Glaciers In Antarctica Are Still Releasing A Radioactive Element From 1950s Nuclear Weapons Tests

New research finds some glaciers in Antarctica are still releasing radioactive chlorine-36 created during 1950s nuclear weapons tests. NASA/Joe MacGregor

Antarctic ice sheets are still releasing a radioactive element as a result of nuclear weapons tests conducted by the US 70 years ago, according to new research published in the Journal of Geophysical Research: Atmospheres.

Chlorine-36 is a naturally occurring radioactive isotope that can form when argon gas reacts with cosmic rays in the atmosphere. It can also form during nuclear explosions over the ocean when neutrons react with chlorine found in seawater, which can evaporate to the stratosphere, travel around the globe, and ultimately become deposited on Antarctic ice and snow where it can become permanently stored.

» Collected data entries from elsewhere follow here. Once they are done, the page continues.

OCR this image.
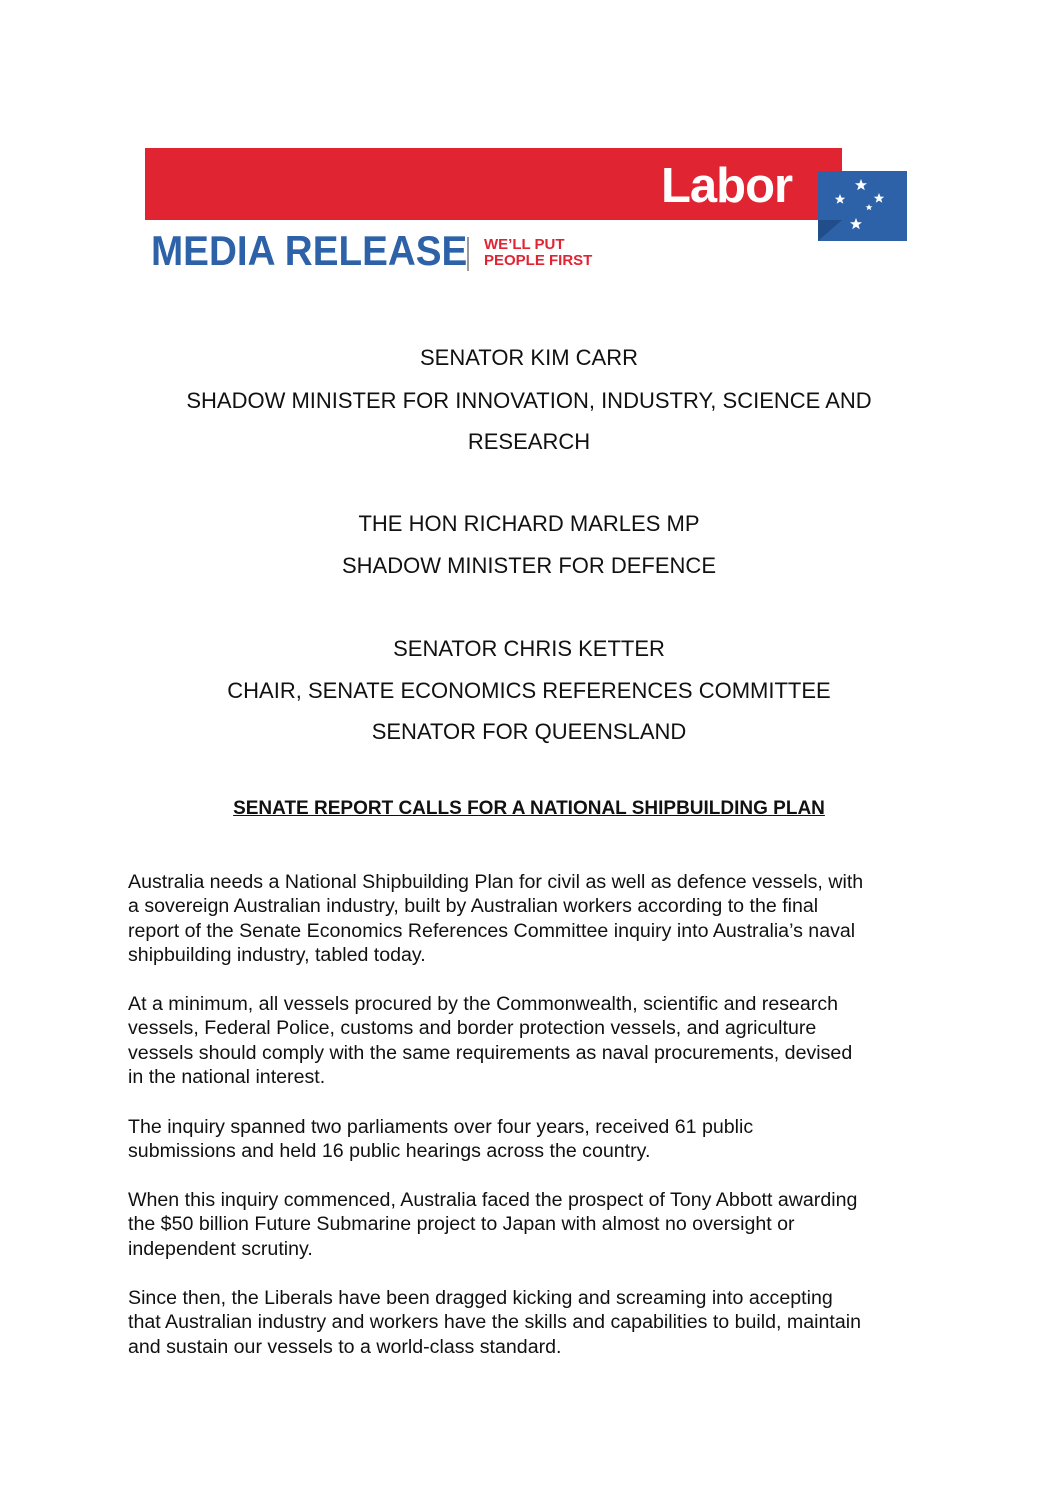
Labor
MEDIA RELEASE WE’LL PUT
PEOPLE FIRST
SENATOR KIM CARR
SHADOW MINISTER FOR INNOVATION, INDUSTRY, SCIENCE AND
RESEARCH
THE HON RICHARD MARLES MP
SHADOW MINISTER FOR DEFENCE
SENATOR CHRIS KETTER
CHAIR, SENATE ECONOMICS REFERENCES COMMITTEE
SENATOR FOR QUEENSLAND
SENATE REPORT CALLS FOR A NATIONAL SHIPBUILDING PLAN
Australia needs a National Shipbuilding Plan for civil as well as defence vessels, with
a sovereign Australian industry, built by Australian workers according to the final
report of the Senate Economics References Committee inquiry into Australia’s naval
shipbuilding industry, tabled today.
At a minimum, all vessels procured by the Commonwealth, scientific and research
vessels, Federal Police, customs and border protection vessels, and agriculture
vessels should comply with the same requirements as naval procurements, devised
in the national interest.
The inquiry spanned two parliaments over four years, received 61 public
submissions and held 16 public hearings across the country.
When this inquiry commenced, Australia faced the prospect of Tony Abbott awarding
the $50 billion Future Submarine project to Japan with almost no oversight or
independent scrutiny.
Since then, the Liberals have been dragged kicking and screaming into accepting
that Australian industry and workers have the skills and capabilities to build, maintain
and sustain our vessels to a world-class standard.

“There is no more nuclear chlorine-36 in the global atmosphere. That is… why we should observe natural chlorine-36 levels everywhere,” said study author and geoscientist Mélanie Baroni in a statement.

The US conducted multiple nuclear weapons tests in the Pacific Ocean in the 1950s and 1960s. In less than 20 years, a total of 19 operational test series were conducted, resulting in more than 230 detonations. Similar findings of chlorine-36 have been found in ice core samples from a US glacier located in the Wind River Mountain Range of Wyoming.

To determine how chlorine-36 behaves over time, particularly in areas with varying levels of snowfall, researchers took ice core samples dated between 1949 and 2007 from a snow pit at Vostok, a Russian research station in East Antarctica that gets very little snow. They then compared it against samples from 1910 to 1980 taken from Talos Dome, a region located 1,400 kilometers (870 miles) away that receives a lot of snow every year.

Vostok and Talos Dome are both shown on this map of Antarctica. Vostok is still releasing anthropogenic chlorine-36 into the atmosphere. AGU

Ice from Talos Dome was shown to decrease over time and only held about four times the level of natural chlorine-36 in 1980. Vostok, on the other hand, showed very high levels – the top snow was 10 times the expected level of naturally occurring chlorine-36 suggesting that snow here is still releasing radioactive isotopes from marine nuclear tests and that chlorine-36 is more mobile than previously anticipated, moving upwards from the depths.

The authors caution that “the atmosphere of Vostok remains polluted by anthropogenic chlorine today. This pollution results from gaseous mobility at low accumulation sites and implies re‐emission of chlorine-36 from the snowpack that is not observed at Talos Dome.”

Researchers hope to next drill for a 1.5-million-year-old ice core in order to better understand how Vostok releases chlorine-36 and to help inform how it builds up in snowpack over time, informing how we date ancient ice and understand Earth’s climate.